Names: May be changed to reflect an affirmed gender identity.
Appearance: May include makeup, clothing, hair styling, binding and/or tucking and other presentation attributes.
Bathrooms: Respectful environments support people's use of the bathroom of their identity and expression.
Simplifying complex goals
“It can get very complex,” admits Dave.
“But we know that, by recognising and removing any bias to employment, including unconscious ones, and creating an environment that rewards merit over gender identity or expression, ANZ and our people get the best possible outcome.”
Dave points out that ANZ has really adopted the concept of being ‘a learning organisation,’ where education and growth is highly valued and the company is in a state where it is constantly transforming itself.
“We won't be everything to everyone immediately, it’s about systematically improving the diversity, inclusion and respect we give to employees, customers and communities,” he says.
Becoming more inclusive carries a positive payload
Kristine Daniels, a District Manager co-ordinating ANZ branches in North West Victoria, from Mildura to Bendigo, is also on the working group.

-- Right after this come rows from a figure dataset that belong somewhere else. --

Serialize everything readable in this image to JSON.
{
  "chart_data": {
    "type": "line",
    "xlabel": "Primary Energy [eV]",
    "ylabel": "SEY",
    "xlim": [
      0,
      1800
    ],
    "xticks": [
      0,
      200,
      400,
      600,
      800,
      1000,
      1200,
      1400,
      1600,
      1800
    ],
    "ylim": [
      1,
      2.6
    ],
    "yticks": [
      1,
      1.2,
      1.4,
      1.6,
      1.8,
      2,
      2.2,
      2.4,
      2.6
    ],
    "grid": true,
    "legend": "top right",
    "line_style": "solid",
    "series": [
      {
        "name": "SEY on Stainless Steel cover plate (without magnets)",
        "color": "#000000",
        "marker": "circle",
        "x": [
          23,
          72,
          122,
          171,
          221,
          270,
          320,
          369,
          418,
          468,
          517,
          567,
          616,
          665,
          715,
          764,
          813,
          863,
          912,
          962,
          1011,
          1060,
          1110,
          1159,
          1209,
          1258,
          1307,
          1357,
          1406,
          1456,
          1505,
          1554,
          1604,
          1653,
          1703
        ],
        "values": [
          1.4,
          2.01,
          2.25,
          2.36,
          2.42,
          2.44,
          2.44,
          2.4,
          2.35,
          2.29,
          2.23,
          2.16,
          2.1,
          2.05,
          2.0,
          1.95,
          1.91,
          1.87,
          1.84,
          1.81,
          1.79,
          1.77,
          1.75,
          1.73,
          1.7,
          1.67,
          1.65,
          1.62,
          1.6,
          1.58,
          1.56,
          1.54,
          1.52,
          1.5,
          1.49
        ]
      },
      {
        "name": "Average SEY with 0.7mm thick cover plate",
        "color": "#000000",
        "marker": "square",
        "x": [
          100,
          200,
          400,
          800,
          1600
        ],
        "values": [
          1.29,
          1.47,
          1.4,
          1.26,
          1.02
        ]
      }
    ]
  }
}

She says that much of the work to be done involves making standard procedures more inclusive - which can be as simple as having a process for customers to affirm their gender.
“Our Echuca branch was recently reviewed by an organisation that offers to certify a business for its accessibility towards diverse groups – for example, elderly, indigenous, disabled and LGBTI people,” Kristine says.

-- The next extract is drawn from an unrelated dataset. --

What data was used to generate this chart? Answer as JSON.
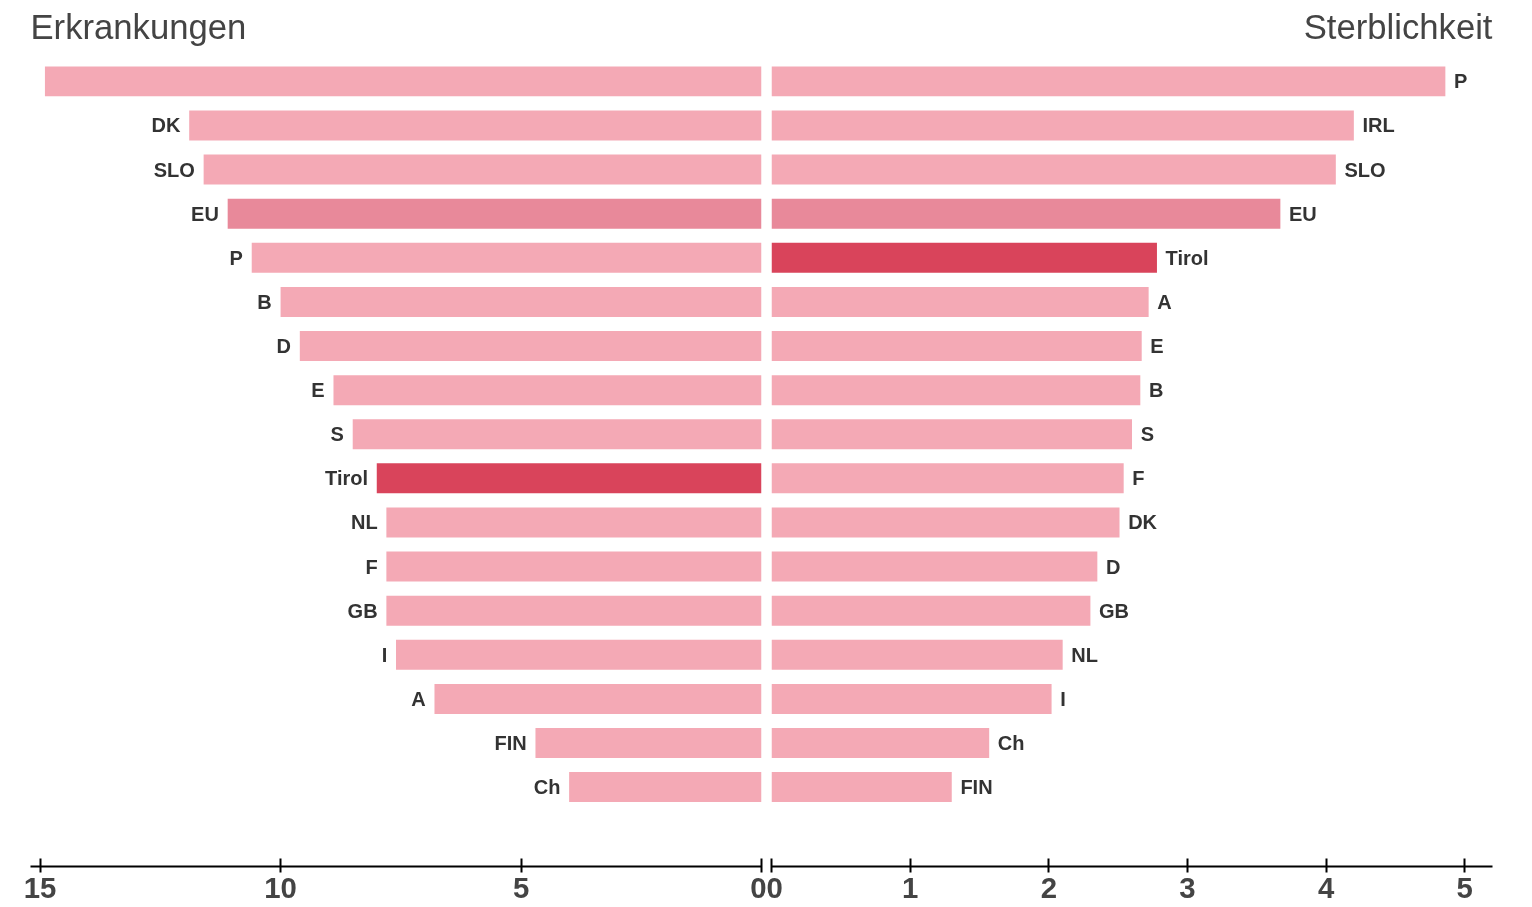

“I think that definitely, our branches know how important it is to be inclusive for all our customers and particularly in regions, how they need to support people on staff as well.”
For Kristine, the group reinforces core ANZ values. “We want to support values like integrity, collaboration, and accountability – and this is an on-the-ground way to be inclusive, and live those values.”
“I think diversity is great, and that’s because, when everyone comes to work being 100 per cent themselves, they can relax and be comfortable amongst their colleagues, they have a great day at work, which means that we are operating as a better business,” says Melissa Tandy.
“So ANZ wins, the staff win – and ultimately, our customers will as well.”
Transgender Day of Remembrance
During Transgender Awareness Week, ANZ will support the global Transgender Day of Remembrance on November 20, by inviting notable figures in local LGBTI communities to five events, held in Melbourne, Wellington and Auckland in New Zealand, in Manilla in Philippines and and at ANZ buildings in Fiji.
“The events commemorate those who have lost their lives due to trans phobia, worldwide,” Dave says.
“As well as commemoration, we also hope to link back to a positive tangible benefit and focus on what we can do together to improve that.”